I am struck by these verses for a few reasons. First, because I am a writer myself, I know what it is like to write about the scriptures and then feel like others may not appreciate those things how I do. Even in the church I think we struggle against an inner lassitude about it. I wonder if it is common to not quite appreciate something in the scriptures unless you are in quite the right frame of mind or dealing with a challenge that a particular text touches on. Then there is an “Aha!” moment, and ever after it means something special.

Second, the way Nephi shifts from thinking about how his own writing might be rejected or set at naught to thinking about how the Messiah would suffer and be set at naught. He shifts pretty quickly between those two topics and spends so much time writing about that that I wonder if that was what he meant to spend time on in the first place or whether his thoughts were pulled there so strongly that he had to go at length. (Because he does go on for six more verses about the Messiah.)
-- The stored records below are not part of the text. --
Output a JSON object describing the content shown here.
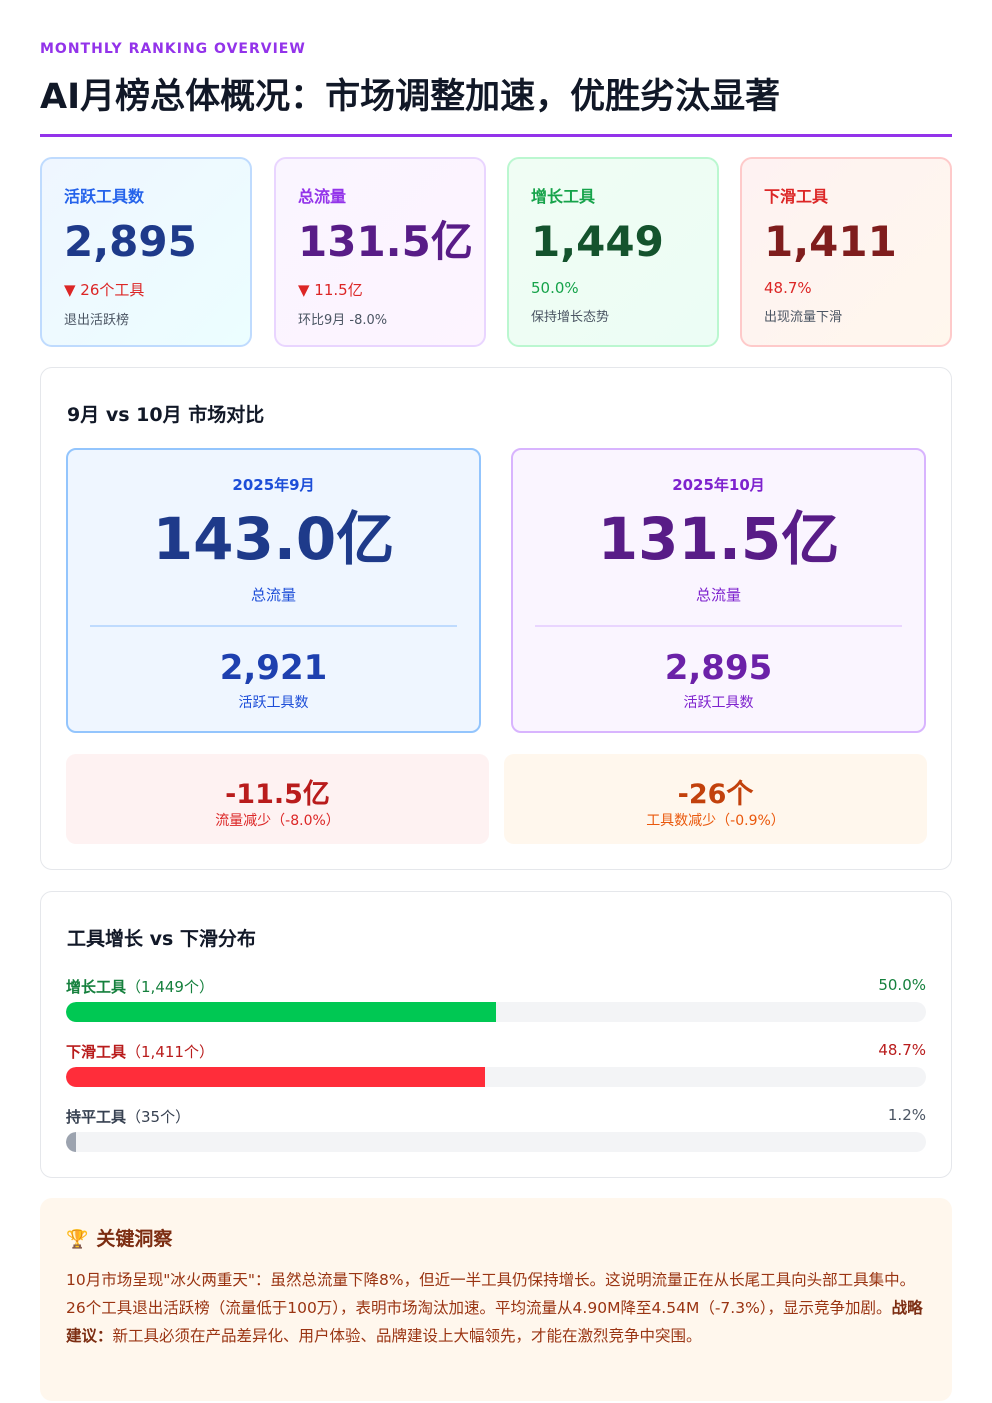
{
  "header": {
    "eyebrow": "MONTHLY RANKING OVERVIEW",
    "title": "AI月榜总体概况：市场调整加速，优胜劣汰显著"
  },
  "kpis": [
    {
      "label": "活跃工具数",
      "value": "2,895",
      "change": "▼ 26个工具",
      "sub": "退出活跃榜"
    },
    {
      "label": "总流量",
      "value": "131.5亿",
      "change": "▼ 11.5亿",
      "sub": "环比9月 -8.0%"
    },
    {
      "label": "增长工具",
      "value": "1,449",
      "change": "50.0%",
      "sub": "保持增长态势"
    },
    {
      "label": "下滑工具",
      "value": "1,411",
      "change": "48.7%",
      "sub": "出现流量下滑"
    }
  ],
  "comparison": {
    "title": "9月 vs 10月 市场对比",
    "september": {
      "month": "2025年9月",
      "traffic": "143.0亿",
      "traffic_label": "总流量",
      "tools": "2,921",
      "tools_label": "活跃工具数"
    },
    "october": {
      "month": "2025年10月",
      "traffic": "131.5亿",
      "traffic_label": "总流量",
      "tools": "2,895",
      "tools_label": "活跃工具数"
    },
    "delta_traffic": {
      "value": "-11.5亿",
      "label": "流量减少（-8.0%）"
    },
    "delta_tools": {
      "value": "-26个",
      "label": "工具数减少（-0.9%）"
    }
  },
  "distribution": {
    "title": "工具增长 vs 下滑分布",
    "rows": [
      {
        "name": "增长工具",
        "count": "（1,449个）",
        "pct_label": "50.0%",
        "pct": 0.5
      },
      {
        "name": "下滑工具",
        "count": "（1,411个）",
        "pct_label": "48.7%",
        "pct": 0.487
      },
      {
        "name": "持平工具",
        "count": "（35个）",
        "pct_label": "1.2%",
        "pct": 0.012
      }
    ]
  },
  "insight": {
    "icon": "trophy-icon",
    "title": "关键洞察",
    "text_1": "10月市场呈现\"冰火两重天\"：虽然总流量下降8%，但近一半工具仍保持增长。这说明流量正在从长尾工具向头部工具集中。26个工具退出活跃榜（流量低于100万），表明市场淘汰加速。平均流量从4.90M降至4.54M（-7.3%），显示竞争加剧。",
    "strong": "战略建议：",
    "text_2": "新工具必须在产品差异化、用户体验、品牌建设上大幅领先，才能在激烈竞争中突围。"
  },
  "colors": {
    "accent": "#9333ea",
    "growth": "#00c853",
    "decline": "#ff2d3a",
    "flat": "#9ca3af"
  }
}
At any rate, when I read this section and what follows, part of me starts thinking, “How did we get on this topic of prophecies of Christ from the topic of record-keeping?” But it shows how Nephi uses his own experiences and worries as jumping-off points to think about Christ, and that is a mentally sanctifying skill, I think. As we go through life, if in our trials we can think about how Christ experienced or suffered something similar, we can gain a greater sense that we can ask for Christ’s atonement to be applied in our behalf.

Third, I notice Nephi says he will give an account of making those plates, but I’m not sure he ever gets around to including that, just like we don’t get an extended account of how he builds the ship to get to the promised land. But the fact that he wanted to include an account of making the plates says that it must have been spiritually faith-promoting to him, with challenges to overcome, revelation gained, the way prepared by the Lord, and so on. He certainly couldn’t go out and buy them at the corner drugstore. He had to find ore (or buy it), melt it out, beat it into plates, pierce them, make rings to connect them, and engrave them.